For many years now one of my favoured lecture topics is the “September Speeches” of Benedict XVI. The quintet forms an accessible entry point to the thought of Ratzinger/Benedict on how biblical faith relates to reason, science, politics and law.
The five speeches were all given in September and all on papal trips. The first remains the most (in)famous, the Regensburg address of September 12, 2006, in which Benedict argued that biblical faith is reasonable, and therefore to act against reason is to act contrary to faith in the God of Abraham, incarnate in Christ Jesus. Hence, violence in the name of faith – as is claimed by terrorist jihadis – is contrary to reason.
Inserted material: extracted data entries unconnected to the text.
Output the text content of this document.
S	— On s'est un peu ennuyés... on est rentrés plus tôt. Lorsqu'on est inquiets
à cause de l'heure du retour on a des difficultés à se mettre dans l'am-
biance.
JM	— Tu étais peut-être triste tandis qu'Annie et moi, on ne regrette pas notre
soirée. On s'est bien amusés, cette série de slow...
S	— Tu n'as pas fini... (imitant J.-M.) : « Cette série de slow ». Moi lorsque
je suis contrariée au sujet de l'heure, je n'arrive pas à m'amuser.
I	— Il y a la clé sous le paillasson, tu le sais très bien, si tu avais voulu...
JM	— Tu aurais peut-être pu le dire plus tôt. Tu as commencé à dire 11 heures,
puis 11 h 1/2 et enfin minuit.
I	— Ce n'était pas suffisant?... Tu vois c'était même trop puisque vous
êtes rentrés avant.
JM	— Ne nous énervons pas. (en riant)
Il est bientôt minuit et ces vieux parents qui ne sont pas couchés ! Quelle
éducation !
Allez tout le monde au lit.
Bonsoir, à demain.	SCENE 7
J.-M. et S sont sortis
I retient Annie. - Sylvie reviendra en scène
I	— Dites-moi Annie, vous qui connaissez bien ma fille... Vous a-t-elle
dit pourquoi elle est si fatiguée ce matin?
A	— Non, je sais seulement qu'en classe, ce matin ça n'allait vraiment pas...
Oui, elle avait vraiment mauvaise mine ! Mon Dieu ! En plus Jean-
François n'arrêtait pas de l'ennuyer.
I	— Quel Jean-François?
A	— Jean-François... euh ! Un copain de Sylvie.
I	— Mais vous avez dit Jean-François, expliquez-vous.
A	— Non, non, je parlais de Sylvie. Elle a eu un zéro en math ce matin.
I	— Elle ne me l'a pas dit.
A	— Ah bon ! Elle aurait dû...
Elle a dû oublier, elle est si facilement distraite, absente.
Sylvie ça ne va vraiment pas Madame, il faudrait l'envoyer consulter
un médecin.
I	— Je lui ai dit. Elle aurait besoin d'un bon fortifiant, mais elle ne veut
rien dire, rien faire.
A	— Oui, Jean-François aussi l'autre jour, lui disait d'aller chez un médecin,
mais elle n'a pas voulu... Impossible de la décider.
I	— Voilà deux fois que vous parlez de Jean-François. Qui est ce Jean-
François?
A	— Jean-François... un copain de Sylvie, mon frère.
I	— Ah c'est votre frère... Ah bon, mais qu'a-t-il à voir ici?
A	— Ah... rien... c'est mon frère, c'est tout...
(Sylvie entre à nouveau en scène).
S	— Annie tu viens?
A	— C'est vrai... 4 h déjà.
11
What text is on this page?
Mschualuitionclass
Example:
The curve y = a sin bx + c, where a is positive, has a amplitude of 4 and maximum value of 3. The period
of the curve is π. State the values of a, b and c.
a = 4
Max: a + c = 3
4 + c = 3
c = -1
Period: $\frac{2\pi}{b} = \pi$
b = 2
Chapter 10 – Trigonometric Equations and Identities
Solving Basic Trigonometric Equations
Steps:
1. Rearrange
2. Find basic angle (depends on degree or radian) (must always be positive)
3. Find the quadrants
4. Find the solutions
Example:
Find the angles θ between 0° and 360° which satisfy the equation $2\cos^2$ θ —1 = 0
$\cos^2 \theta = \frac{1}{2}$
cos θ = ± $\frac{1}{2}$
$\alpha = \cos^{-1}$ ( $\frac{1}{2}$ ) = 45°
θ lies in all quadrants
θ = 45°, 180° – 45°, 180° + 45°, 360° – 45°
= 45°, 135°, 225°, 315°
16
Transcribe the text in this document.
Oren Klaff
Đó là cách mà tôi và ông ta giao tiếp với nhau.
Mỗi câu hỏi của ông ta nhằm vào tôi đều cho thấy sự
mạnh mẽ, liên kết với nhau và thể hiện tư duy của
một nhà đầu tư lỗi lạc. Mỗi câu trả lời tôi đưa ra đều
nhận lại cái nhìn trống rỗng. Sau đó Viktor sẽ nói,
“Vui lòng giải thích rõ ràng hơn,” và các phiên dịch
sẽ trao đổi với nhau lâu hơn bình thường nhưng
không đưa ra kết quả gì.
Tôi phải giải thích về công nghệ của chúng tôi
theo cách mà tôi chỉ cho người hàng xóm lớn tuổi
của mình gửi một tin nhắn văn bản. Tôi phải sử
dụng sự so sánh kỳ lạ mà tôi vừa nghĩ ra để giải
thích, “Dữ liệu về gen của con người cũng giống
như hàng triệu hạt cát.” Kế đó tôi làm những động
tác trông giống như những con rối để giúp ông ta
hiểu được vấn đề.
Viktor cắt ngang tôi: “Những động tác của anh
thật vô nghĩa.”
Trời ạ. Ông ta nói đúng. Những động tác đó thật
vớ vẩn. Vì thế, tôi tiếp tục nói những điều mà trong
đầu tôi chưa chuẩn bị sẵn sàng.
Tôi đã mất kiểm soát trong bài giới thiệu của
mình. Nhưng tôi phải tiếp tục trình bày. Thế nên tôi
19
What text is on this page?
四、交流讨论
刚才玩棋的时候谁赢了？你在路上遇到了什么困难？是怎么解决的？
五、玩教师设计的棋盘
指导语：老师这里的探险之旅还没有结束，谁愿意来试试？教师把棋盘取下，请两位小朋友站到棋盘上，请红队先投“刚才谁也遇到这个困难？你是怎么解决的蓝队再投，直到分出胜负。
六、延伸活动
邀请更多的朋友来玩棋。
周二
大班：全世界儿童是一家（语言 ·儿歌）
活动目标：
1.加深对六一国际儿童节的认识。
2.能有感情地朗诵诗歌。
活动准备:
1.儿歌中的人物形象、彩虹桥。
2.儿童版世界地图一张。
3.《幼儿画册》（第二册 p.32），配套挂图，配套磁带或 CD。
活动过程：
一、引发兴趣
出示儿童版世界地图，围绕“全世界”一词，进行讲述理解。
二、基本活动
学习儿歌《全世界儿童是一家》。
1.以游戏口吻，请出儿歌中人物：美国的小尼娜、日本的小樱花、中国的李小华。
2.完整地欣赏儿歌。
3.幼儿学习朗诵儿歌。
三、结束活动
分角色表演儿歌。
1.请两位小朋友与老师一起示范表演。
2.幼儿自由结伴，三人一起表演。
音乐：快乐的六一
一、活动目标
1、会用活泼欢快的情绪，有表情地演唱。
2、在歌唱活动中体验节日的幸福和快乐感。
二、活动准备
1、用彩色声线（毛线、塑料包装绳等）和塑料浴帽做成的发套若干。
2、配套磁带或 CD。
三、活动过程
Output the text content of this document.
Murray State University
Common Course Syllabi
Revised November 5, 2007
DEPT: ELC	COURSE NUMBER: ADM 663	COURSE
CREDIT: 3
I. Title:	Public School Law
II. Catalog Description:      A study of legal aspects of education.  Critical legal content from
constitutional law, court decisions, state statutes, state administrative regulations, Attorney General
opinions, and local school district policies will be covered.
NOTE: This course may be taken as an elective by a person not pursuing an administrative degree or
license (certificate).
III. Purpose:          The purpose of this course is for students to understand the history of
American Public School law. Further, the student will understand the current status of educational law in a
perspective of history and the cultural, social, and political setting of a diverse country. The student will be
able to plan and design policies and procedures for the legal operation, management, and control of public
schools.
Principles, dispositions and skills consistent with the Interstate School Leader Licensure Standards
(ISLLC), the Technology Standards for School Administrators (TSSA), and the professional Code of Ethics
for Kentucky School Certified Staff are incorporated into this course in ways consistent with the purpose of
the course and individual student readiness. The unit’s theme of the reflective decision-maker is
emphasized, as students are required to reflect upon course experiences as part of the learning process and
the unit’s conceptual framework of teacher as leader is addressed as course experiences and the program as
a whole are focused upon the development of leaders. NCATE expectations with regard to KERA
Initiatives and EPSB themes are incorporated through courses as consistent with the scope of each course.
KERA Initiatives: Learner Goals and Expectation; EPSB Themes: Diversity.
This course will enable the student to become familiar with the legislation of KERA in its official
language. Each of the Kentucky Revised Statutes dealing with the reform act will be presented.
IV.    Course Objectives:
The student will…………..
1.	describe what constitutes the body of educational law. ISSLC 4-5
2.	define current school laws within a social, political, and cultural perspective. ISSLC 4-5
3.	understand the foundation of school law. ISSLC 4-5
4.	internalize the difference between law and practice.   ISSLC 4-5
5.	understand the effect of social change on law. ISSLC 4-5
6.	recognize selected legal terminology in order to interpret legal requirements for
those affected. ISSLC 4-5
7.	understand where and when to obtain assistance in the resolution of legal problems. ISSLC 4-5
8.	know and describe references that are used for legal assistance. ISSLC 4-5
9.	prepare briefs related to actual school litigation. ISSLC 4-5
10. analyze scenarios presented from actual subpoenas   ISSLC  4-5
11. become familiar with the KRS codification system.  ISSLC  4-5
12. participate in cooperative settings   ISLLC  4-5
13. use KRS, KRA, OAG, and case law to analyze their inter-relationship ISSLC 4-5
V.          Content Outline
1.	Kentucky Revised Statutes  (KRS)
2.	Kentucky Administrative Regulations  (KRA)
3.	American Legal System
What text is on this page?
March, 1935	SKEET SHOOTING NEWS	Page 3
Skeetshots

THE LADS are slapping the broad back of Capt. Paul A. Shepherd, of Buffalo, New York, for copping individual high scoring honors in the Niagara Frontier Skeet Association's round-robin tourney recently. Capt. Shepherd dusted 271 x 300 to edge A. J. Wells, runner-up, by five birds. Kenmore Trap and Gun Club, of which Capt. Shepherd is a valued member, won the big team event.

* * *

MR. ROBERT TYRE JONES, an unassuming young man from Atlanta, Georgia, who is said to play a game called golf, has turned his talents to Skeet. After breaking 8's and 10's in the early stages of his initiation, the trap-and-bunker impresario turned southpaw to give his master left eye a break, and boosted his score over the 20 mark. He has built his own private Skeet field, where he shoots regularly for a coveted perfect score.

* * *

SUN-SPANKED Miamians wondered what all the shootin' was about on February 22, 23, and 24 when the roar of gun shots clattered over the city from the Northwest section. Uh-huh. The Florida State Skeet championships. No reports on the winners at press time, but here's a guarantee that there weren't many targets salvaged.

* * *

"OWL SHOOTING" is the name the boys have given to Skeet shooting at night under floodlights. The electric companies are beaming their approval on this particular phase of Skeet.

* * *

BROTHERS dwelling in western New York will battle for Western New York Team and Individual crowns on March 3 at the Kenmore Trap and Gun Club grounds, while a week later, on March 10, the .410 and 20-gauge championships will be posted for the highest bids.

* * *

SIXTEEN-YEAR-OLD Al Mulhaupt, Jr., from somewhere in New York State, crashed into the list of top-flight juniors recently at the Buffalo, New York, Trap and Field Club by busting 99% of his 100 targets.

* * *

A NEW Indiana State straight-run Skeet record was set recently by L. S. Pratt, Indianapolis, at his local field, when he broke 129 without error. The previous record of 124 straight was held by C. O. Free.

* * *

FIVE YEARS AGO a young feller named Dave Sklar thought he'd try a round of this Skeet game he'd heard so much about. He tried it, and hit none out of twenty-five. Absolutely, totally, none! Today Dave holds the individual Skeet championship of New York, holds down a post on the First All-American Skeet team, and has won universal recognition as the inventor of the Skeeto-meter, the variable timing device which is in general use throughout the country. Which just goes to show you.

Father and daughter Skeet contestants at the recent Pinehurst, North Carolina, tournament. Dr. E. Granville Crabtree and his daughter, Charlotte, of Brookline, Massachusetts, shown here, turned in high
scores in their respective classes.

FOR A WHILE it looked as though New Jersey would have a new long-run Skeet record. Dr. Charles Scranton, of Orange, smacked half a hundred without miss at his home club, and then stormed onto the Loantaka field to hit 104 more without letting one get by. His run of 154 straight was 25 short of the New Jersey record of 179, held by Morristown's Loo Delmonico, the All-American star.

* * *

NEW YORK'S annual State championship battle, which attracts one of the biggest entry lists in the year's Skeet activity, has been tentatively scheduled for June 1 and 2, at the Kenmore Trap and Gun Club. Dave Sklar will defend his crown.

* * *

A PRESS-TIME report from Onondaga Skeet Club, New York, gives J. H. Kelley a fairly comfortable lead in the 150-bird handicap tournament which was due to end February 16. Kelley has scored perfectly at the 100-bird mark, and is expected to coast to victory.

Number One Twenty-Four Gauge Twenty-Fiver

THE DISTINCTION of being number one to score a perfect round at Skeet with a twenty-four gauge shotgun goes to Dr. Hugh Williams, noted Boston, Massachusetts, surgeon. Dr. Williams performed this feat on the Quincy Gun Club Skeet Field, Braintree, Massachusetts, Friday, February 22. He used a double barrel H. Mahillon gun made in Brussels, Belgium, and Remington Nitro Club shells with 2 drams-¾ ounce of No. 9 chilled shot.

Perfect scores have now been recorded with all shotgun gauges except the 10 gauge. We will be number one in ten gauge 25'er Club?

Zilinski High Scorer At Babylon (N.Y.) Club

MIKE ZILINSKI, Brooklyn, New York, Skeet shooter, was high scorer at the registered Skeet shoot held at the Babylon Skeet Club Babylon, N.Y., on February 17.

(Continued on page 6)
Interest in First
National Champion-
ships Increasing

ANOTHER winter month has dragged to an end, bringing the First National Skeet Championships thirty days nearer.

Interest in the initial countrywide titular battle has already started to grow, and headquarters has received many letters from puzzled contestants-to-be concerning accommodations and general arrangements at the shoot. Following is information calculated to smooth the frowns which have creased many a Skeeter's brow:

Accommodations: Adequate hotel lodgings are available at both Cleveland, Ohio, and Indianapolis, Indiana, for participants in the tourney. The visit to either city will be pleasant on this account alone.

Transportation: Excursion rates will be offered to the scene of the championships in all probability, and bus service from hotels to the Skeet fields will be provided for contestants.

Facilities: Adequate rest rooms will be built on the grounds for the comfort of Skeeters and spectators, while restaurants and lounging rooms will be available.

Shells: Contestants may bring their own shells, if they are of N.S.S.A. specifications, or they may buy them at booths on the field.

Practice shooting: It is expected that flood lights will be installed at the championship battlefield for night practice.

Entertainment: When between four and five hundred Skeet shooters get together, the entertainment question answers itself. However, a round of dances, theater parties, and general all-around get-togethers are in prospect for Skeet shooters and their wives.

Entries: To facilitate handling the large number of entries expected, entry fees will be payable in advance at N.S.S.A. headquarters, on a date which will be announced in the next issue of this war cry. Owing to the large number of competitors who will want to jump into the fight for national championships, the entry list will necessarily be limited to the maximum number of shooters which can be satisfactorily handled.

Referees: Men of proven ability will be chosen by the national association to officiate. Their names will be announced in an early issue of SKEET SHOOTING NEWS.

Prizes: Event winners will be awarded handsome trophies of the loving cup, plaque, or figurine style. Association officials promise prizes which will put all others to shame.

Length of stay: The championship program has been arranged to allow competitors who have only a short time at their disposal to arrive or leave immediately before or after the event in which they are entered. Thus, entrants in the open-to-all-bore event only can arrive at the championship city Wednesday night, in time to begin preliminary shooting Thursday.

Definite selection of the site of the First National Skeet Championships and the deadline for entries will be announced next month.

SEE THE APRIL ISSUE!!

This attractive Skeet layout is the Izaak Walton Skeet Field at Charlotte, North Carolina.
Exactly two years later, September 12, 2008, in Paris, addressing the world of culture at the Collège des Bernardins, once home to the Cistercians, Benedict argued in the opposite direction, namely that the world of reason needs the intellectual motivation provided by faith. The monks were motivated by their search for God, but their work of research on the Word of God gave rise to an entire culture of literature, science and scholarship.